RÉPUBLIQUE FRANÇAISE

AU NOM DU PEUPLE FRANÇAIS

COUR D’APPEL DE PARIS

Pôle 1 – Chambre 10

ARRÊT DU 30 MARS 2023

(n° , 6 pages)

Numéro d’inscription au répertoire général :

N° RG 22/07021 – N° Portalis 35L7-V-B7G-CFTJ3

Décision déférée à la cour :

Jugement du 09 février 2022-Juge de l’exécution de Paris-RG n° 21/81708

APPELANT

Monsieur [F] [T]

[Adresse 1]

[Localité 3]

Représenté par Me Florian CANDAN, avocat au barreau de PARIS, toque : C1869

INTIMÉE

S.A.S. VALENTINE LOEB

[Adresse 2]

[Localité 4]

Représentée par Me Yahia MERAKEB de la SELARL ESEÏS Avocats, avocat au barreau de PARIS, toque : P0284

COMPOSITION DE LA COUR

L’affaire a été débattue le 2 mars 2023, en audience publique, devant la cour composée de :

Madame Bénédicte PRUVOST, président de chambre

Madame Catherine LEFORT, conseiller

Monsieur Raphaël TRARIEUX, conseiller

qui en ont délibéré, un rapport a été présenté à l’audience par Monsieur Raphaël TRARIEUX, conseiller, dans les conditions prévues par l’article 804 du code de procédure civile.

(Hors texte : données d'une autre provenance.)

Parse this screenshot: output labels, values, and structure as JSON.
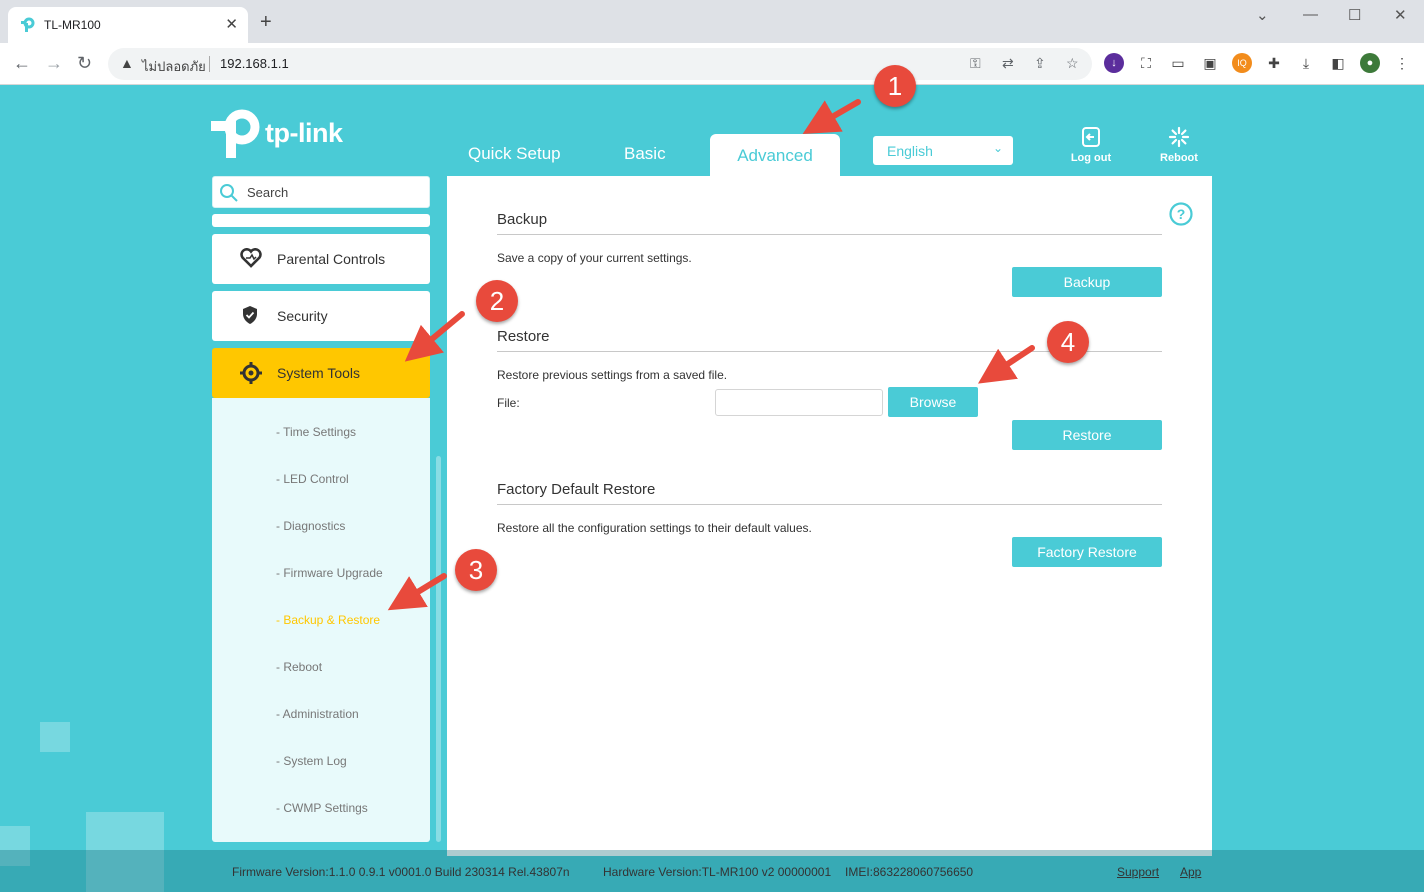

GREFFIER lors des débats : Monsieur Grégoire GROSPELLIER

ARRÊT

-contradictoire

-par mise à disposition de l’arrêt au greffe de la cour, les parties en ayant été préalablement avisées dans les conditions prévues au deuxième alinéa de l’article 450 du code de procédure civile.

-signé par Madame Bénédicte PRUVOST, président de chambre et par Monsieur Grégoire GROSPELLIER, greffier présent lors de la mise à disposition.

Déclarant agir en vertu d’une ordonnance d’injonction de payer en date du 7 avril 2021, signifiée le 27 avril suivant, la société Valentine Loeb a, le 30 juillet 2021, dressé un procès-verbal de saisie-attribution entre les mains de la SCCV CRCAM et à l’encontre de M. [T], pour avoir paiement de la somme de 9 543,82 euros ; cette mesure d’exécution sera dénoncée au débiteur le 3 août 2021.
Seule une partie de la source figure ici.